= Moysey Fishbein =

Ukrainian writer (1946–2020)

Moysey (Moses) Abramovych Fishbein (Мойсей Абрамович Фішбейн; 1 December 1946 – 26 May 2020) was an influential Ukrainian poet and translator of Jewish origin.

==Biography==
Moysey Fishbein was born on 1 December 1946 in Chernivtsi (then a city in the Ukrainian SSR). He graduated in philology in 1976 from Kyiv Pedagogical Institute. He later was an editor at the Ukrainian Soviet Encyclopedia. The early works of the young poet were noted and supported by famous Ukrainian author Mykola Bazhan, who played a significant role in promoting Fishbein's first publications.

In 1979 Fishbein was forced to make Aliyah to the State of Israel, for his role as a Soviet dissident. The limited opportunities for an author of Ukrainian poetry in Israel caused him to make Yerida to West Germany in 1982. There Fishbein worked as a journalist at the Ukrainian diaspora magazine Suchasnist ("Our Times"), as well as giving Ukrainian and Russian broadcasts of Radio Liberty between 1982 and 1995.

After the collapse of the USSR, the poet returned to Ukraine in 2003.

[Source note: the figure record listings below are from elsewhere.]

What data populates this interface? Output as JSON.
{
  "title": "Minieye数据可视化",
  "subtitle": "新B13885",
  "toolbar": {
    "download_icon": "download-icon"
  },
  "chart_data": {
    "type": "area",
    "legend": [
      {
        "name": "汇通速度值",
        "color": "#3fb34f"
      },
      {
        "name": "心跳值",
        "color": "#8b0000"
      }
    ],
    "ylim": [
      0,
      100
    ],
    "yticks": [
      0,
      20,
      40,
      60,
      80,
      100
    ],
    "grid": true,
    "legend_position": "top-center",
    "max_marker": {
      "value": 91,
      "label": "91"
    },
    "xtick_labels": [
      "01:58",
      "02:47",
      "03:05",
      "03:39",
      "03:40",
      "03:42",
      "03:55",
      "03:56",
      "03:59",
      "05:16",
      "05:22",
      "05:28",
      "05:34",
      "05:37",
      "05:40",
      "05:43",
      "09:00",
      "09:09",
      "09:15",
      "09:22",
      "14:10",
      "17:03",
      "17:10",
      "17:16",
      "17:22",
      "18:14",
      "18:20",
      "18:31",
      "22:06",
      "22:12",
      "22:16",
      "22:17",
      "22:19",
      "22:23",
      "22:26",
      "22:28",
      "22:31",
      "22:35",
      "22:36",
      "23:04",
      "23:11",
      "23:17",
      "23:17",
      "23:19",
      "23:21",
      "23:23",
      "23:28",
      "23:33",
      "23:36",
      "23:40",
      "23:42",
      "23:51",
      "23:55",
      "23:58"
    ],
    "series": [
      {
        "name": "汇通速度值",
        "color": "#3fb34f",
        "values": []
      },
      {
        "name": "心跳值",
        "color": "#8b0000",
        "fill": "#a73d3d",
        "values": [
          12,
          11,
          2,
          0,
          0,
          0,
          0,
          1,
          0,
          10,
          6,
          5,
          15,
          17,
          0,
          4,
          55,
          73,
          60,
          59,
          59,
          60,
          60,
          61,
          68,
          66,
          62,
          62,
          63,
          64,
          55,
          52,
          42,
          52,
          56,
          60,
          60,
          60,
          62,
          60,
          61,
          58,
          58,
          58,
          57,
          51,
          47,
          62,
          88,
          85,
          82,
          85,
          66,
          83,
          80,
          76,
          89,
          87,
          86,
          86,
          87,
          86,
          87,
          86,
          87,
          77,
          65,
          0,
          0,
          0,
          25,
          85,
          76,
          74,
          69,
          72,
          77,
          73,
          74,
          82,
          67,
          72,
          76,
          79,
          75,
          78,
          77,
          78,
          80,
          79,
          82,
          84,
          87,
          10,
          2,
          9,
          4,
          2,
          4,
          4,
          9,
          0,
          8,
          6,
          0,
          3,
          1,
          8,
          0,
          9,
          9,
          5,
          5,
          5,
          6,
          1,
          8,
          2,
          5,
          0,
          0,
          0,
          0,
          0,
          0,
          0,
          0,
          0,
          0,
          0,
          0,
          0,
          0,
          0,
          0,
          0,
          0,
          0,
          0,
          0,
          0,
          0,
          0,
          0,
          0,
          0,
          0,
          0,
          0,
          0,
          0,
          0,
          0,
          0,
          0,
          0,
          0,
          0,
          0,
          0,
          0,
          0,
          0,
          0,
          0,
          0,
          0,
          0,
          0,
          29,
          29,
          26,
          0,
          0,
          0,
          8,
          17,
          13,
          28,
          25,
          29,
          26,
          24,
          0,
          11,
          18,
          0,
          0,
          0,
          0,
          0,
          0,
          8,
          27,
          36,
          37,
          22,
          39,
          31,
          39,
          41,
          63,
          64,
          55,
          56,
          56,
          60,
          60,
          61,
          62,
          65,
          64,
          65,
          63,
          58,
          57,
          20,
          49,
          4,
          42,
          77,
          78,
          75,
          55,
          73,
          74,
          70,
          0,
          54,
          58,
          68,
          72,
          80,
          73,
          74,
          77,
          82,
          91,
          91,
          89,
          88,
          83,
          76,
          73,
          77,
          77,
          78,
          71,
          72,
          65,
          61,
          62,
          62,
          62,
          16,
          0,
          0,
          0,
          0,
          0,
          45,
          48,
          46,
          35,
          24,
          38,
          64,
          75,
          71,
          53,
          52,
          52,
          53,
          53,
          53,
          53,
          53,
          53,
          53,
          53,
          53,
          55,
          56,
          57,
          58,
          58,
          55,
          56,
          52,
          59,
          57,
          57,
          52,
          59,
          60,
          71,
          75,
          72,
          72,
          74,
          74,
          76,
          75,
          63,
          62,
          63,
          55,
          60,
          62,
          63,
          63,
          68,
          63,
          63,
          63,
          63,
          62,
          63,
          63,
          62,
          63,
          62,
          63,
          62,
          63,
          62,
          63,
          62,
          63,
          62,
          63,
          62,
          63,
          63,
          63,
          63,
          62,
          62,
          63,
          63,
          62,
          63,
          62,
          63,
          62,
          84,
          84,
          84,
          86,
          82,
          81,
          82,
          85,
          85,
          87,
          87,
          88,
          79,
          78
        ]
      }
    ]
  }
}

Moysey Fishbein considered himself a Ukrainian nationalist and took an active part in the social and political life of Ukraine. His speech on the requiem-meeting about the Holodomor tragedy in 2006 was often cited among the Ukrainians. In March 2008, the poet received a special award from Head of Ukrainian Greek Catholic Church for "zeal for God’s Glory and his great contribution in informing the public of Metropolitan Andrey Sheptytskyi’s and the Ukrainian Greek Catholic Church clergy’s sacrificial efforts to rescue Jews during the Holocaust."

The author was a member of the Writer's Union of Ukraine and Ukrainian center of International PEN Club.

According to the Jewish Encyclopedia, Fishbein helped to organize medical treatment in Israel and later in West Germany for the Ukrainian children injured by the Chernobyl disaster.

Fishbein died on 26 May 2020, aged 73. He was survived by his wife Olena. Also, his 4 granddaughters and his daughters Aviva (1985) and Maria (1976) from his first marriage to Ludmila.

==Works==
- "Ranniy Ray" ("Early Paradise") – collected works
- "Zbirka Bez Nazvy" ("An Untitled Compilation")
- Дивний сад» / "Garden of Miracles", Vaselka, Kyiv, 1991 - poems for children

- «Апокриф» / "Apocrypha", Dnipro, Kyiv, 1996 - poems, translations, poetry
- «Розпорошени тини» / "Scattered Shadows", Calabria, Lviv, 2001 – poems
- «Аферизми» / "Stains", Pact, Kyiv, 2003

- «Ранний рай» / "Paradise at dawn", Pact, Kyiv, 2006 - selected works
- «Райнер Мария Рильке. Сто поезий у прекладі Мойсея Фишбейна» ("Rainer Maria Rilke. One hundred poems translated by Moisei Fishbein"), Libid, Kyiv, 2012

- «Пророк» / "Prophet", Labid, Kyiv, 2017 – poems, translations

One of the many books of poems and poetical translations of Fishbein was published in the "Suchasnist" publishing house in New York City in 1984.

The poet was one of the few Ukrainian authors, presented in the world anthology "Stanzas of the century" published in Russia at the end of 20th century.

Several of Fishbein's poems were translated into English by Roman Turovsky.